Em contrapartida, a Cisjordânia é governada pelo Fatah, liderado pelo presidente palestino Mahmoud Abbas, laico e muito mais disposto a negociar com os israelenses e os americanos. Apesar das muitas restrições impostas na Cisjordânia por Israel, e das inúmeras colônias judaicas, a área é muito mais calma do que a Faixa de Gaza, e consequentemente a sua população palestina sofre menos do que seus parentes em Gaza.
Percebendo o tamanho do apoio popular que os islamistas acumulam no mundo árabe, EUA e Israel tentam se aproximar
O modelo da Turquia, que é uma república secular desde 1923, mas que desde 2002 tem tido um primeiro-ministro islamista, Recep Tayyip Erdogan, do Partido de Justiça e Desenvolvimento, é frequentemente citado como exemplo de união do islamismo moderado à democracia. Mas o fundador da República, Mustafá Kamal Ataturk, agiu brutalmente contra os islamistas, banindo o véu das mulheres em sua tentativa de modernizar a Turquia a qualquer custo — coisa que nunca ocorreu num país árabe.
O professor de relações internacionais na Universidade de Tufts nos EUA, Malik Mufti, recentemente escreveu sobre como transformar a Síria numa democracia em que os nacionalistas- laicos se equilibravam com os islamistas. Para tanto, ele acha que seria necessário um tipo de acordo entre as forças laicas e os islamistas, como ocorreu na Turquia, com todos empenhados na aceitação de sistema político diverso e pluralista; afirmando o povo como a fonte de autoridade política; e adotando mecanismos democráticos como partidos políticos e eleições regulares.
Eu vejo limites nessa empreitada porque a democracia cresceu na Turquia em circunstâncias bem especificas. A Turquia é um membro da Otan desde 1952, inicialmente como baluarte contra a expansão da influência da União Soviética no Oriente Médio durante a Guerra Fria. Isso foi crucial para modernizar, treinar e profissionalizar as forças armadas turcas, que são a segunda maior força na Otan depois dos EUA. Participaram de pelo menos quatro golpes contra governos civis, que entendiam estar saindo dos trilhos democráticos e laicos.
Mufti acha que os militares turcos conseguiram não descarrilhar a democracia na Turquia.
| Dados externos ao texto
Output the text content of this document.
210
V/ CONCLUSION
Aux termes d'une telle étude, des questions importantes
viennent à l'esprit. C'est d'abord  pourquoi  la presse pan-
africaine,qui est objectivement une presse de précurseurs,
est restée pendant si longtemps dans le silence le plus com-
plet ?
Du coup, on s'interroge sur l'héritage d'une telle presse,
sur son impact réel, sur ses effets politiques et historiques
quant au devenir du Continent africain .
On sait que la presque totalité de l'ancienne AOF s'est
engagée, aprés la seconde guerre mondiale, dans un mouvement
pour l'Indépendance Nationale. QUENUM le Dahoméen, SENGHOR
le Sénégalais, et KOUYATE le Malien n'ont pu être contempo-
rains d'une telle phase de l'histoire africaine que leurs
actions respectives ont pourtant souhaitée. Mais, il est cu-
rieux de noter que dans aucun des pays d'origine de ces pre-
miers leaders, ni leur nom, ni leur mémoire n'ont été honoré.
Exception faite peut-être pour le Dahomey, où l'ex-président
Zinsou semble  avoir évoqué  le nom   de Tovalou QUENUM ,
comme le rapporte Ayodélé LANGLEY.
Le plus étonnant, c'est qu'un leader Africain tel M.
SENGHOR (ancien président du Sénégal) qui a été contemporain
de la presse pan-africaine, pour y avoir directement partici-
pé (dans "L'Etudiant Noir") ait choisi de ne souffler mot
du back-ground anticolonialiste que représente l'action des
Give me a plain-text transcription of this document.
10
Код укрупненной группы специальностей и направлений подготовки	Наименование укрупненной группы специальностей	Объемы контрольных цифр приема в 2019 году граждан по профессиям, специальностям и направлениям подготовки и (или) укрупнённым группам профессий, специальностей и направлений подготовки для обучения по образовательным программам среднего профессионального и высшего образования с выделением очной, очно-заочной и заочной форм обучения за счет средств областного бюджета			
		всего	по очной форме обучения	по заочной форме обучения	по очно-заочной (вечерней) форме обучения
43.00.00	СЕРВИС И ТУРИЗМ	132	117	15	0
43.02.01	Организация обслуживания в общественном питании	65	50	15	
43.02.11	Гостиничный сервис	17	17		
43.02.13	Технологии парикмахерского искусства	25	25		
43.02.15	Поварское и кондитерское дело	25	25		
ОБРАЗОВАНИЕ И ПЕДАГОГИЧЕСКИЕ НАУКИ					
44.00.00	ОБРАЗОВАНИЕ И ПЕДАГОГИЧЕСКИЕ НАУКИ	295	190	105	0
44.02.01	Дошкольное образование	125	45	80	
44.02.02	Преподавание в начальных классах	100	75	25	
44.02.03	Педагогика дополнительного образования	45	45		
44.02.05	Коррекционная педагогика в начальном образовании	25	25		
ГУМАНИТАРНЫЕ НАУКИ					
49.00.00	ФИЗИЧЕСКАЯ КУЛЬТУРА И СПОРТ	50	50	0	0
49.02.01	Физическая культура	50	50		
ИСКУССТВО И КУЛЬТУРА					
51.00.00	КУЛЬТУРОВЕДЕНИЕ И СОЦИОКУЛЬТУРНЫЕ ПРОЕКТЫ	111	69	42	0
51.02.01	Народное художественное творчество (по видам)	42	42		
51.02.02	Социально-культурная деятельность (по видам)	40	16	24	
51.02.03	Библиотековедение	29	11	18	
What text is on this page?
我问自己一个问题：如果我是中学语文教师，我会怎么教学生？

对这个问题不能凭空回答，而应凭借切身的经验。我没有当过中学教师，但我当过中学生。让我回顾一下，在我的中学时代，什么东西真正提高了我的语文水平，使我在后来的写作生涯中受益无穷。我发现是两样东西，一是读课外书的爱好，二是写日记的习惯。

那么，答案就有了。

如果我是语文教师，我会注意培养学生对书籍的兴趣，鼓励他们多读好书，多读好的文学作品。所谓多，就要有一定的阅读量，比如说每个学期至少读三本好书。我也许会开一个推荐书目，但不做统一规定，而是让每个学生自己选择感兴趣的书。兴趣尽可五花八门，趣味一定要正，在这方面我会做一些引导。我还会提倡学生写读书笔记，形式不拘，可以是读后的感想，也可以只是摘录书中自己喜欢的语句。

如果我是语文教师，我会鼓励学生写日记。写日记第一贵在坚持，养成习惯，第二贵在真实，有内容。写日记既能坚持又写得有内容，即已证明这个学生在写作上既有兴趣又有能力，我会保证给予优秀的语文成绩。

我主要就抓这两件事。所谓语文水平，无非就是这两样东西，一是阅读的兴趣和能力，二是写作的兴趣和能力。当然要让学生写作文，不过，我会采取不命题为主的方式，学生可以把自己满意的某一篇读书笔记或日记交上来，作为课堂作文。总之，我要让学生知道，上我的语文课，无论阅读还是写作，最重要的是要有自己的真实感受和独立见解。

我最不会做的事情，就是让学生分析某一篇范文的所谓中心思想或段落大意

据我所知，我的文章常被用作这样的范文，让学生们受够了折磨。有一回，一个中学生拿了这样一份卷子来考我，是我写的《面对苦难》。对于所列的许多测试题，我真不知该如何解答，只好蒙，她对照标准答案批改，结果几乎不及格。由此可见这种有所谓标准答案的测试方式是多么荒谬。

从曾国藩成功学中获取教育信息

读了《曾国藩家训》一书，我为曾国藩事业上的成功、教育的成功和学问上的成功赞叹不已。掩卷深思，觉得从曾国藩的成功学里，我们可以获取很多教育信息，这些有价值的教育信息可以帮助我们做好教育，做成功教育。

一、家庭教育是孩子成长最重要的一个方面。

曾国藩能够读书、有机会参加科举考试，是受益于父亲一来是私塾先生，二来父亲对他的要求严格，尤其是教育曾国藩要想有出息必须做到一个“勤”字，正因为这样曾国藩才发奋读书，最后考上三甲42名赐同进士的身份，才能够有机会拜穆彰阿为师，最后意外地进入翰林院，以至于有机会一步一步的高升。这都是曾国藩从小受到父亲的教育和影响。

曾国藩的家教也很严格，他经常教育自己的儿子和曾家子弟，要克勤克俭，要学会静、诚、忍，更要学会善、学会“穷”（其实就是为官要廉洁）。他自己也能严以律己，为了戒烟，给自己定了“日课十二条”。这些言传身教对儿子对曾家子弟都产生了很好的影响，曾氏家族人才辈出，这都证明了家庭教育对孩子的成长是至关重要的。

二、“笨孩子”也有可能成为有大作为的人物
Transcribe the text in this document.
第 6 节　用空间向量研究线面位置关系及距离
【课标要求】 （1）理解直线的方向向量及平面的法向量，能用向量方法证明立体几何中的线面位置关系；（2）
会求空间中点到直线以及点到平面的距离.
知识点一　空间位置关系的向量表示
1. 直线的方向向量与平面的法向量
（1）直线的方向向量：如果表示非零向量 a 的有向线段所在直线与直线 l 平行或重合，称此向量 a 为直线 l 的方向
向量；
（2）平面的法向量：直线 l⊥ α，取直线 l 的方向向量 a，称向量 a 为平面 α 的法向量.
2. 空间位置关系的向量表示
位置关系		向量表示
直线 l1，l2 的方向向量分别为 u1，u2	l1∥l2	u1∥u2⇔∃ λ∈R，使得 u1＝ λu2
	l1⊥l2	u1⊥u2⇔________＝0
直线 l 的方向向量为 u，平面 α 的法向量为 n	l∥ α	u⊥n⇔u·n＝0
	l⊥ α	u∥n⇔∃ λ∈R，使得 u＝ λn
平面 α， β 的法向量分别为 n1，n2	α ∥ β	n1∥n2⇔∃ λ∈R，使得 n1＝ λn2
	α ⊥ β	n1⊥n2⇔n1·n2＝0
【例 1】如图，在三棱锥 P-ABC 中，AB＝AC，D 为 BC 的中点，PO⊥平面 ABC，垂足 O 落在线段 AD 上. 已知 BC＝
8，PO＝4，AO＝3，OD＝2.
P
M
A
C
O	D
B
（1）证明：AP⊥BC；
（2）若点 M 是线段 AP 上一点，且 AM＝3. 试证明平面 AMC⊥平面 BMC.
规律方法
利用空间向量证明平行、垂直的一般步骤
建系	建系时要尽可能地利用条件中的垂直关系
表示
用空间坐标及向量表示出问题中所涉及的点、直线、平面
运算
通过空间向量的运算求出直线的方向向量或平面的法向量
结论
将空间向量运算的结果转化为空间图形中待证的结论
O problema que eu vejo nesse na transposição desse modelo para o Egito é que suas Forças Armadas, atualmente no poder, infelizmente não são tão profissionais como é o caso das turcas, e não detêm a confiança de uma boa parte do eleitorado, que pensa que eles querem se manter no poder — nos bastidores de um presidente civil a ser eleito em maio.
Alguns integrantes da Irmanande no Egito admitiram ter receio dos “perigos” que podem vir com o poder. Eles não querem provocar uma guerra com Israel ou os EUA. Mas, também, os EUA e Israel não são estúpidos. E, percebendo o tamanho do apoio popular que os islamistas têm acumulado no mundo árabe, estão tentando se aproximar deles. Resta ver como as cartas serão jogadas, dos dois lados.